彼女はギターを構えるだけ構えたまま、一歩たりとも動けなくなった。
(このまま私も、あのゴブリンみたいに真っ二つにされるのね……)
そう諦めかけた彼女だったが……次の瞬間、事態はまた思わぬ方向に動いた。
「よし、全速力で帰るぞタマ」
男に連れられ、巨大猫は踵を返していったのだ。
「え……?」
何が何だか理解できない彼女だったが……しばらくするとようやく危機が去った実感が湧き、彼女は膝から崩れ落ちた。
:よ、良かった……!
:助かったってことでいいんだよな?
:とりあえず、ヨシ!
:ネルちゃんおつかれ〜!!
そしてもうしばらくして、配信の途中だったことを思い出した彼女は、スマホの画面に向けてこう言った。
「み、みんなおつかれ〜。今日はもうこれ以上攻略できる気分じゃないから配信終わるね。ごめんね〜」
【¥5,000】:おつかれ〜!
【¥12,000】:謝ることじゃないよ
【¥10,000】:そうそう!
【¥8,000】:助かってくれて良かった!
【¥50,000】:また今度楽しみにしてるよ!
配信終了を宣言すると怒涛のスパチャが飛んできたので、それらに一通りお礼コメントをし、彼女は終了ボタンを押下した。

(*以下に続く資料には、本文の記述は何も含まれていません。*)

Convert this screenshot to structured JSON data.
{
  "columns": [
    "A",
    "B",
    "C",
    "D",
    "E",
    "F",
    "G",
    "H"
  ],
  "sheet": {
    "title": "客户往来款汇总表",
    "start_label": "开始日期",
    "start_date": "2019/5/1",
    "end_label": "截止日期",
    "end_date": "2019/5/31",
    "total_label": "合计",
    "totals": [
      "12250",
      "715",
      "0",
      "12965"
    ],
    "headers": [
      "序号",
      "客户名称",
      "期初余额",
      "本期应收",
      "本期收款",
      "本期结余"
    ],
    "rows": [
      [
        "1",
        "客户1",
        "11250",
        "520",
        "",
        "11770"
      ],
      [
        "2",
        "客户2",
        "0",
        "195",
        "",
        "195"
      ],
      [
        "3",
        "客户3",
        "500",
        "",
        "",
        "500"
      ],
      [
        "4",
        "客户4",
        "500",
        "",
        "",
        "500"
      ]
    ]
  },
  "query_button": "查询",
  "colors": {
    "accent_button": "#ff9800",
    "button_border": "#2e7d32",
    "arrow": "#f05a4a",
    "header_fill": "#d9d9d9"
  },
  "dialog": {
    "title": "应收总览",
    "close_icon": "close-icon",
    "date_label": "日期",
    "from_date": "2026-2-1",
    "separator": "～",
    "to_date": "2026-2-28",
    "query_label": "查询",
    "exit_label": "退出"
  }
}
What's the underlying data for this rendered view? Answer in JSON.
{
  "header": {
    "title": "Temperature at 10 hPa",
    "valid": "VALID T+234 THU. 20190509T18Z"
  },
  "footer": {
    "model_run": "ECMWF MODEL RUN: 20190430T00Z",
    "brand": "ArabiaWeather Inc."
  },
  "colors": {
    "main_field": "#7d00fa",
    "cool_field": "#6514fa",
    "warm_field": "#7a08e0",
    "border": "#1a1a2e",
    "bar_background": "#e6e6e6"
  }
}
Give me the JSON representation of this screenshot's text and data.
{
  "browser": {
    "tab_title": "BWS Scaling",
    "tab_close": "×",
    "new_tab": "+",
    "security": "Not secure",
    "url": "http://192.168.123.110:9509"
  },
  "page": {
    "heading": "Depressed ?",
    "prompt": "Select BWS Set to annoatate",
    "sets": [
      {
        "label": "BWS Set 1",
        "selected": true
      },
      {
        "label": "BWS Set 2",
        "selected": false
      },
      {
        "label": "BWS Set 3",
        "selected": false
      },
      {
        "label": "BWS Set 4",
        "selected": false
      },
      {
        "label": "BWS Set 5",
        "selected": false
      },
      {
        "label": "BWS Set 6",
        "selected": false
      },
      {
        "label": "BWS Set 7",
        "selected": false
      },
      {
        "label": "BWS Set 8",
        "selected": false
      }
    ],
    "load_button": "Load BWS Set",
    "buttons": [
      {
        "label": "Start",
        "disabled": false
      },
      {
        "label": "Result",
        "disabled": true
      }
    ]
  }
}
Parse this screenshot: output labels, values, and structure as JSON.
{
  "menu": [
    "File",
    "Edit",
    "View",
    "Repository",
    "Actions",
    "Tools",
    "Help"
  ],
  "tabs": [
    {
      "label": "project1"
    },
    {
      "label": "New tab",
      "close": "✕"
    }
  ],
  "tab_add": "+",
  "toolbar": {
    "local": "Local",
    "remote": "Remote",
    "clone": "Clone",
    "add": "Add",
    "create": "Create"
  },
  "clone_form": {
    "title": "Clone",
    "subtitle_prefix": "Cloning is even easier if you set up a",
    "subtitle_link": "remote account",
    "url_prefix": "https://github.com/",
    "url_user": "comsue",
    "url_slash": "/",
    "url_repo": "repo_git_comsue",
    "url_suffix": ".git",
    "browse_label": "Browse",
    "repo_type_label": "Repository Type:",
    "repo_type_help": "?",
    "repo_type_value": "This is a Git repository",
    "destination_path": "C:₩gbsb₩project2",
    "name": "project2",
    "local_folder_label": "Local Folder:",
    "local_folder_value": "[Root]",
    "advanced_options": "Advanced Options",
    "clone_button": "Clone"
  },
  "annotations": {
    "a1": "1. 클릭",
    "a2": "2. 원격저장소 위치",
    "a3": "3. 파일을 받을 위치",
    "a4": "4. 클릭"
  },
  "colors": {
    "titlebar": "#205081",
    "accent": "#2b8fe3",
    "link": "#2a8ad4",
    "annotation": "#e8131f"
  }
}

取り急ぎニンジャゴブリンのドロップ品だけ回収すると、その場にへたり込んで水分補給をしながら5分ほど心を落ち着かせる。
「にしても……あの猫、何だったのかな?」
冷静になってくると……彼女はニンジャゴブリンを瞬殺した猫の正体が気になり始めた。
「本当に誰かの飼い猫だったのかな……。だとしたら、助けてもらったのに悪いことしちゃったな……」
などとブツブツ呟きつつ、たまにエンカウントするヴェノムバットやマッドモンキーを粉砕しながら彼女は地上を目指した。
あの猫と飼い主さんの居場所が分かったら、即刻お礼と謝罪をしに行こう。
この日彼女は、家に帰る途中、そんな決意を固めたのだった。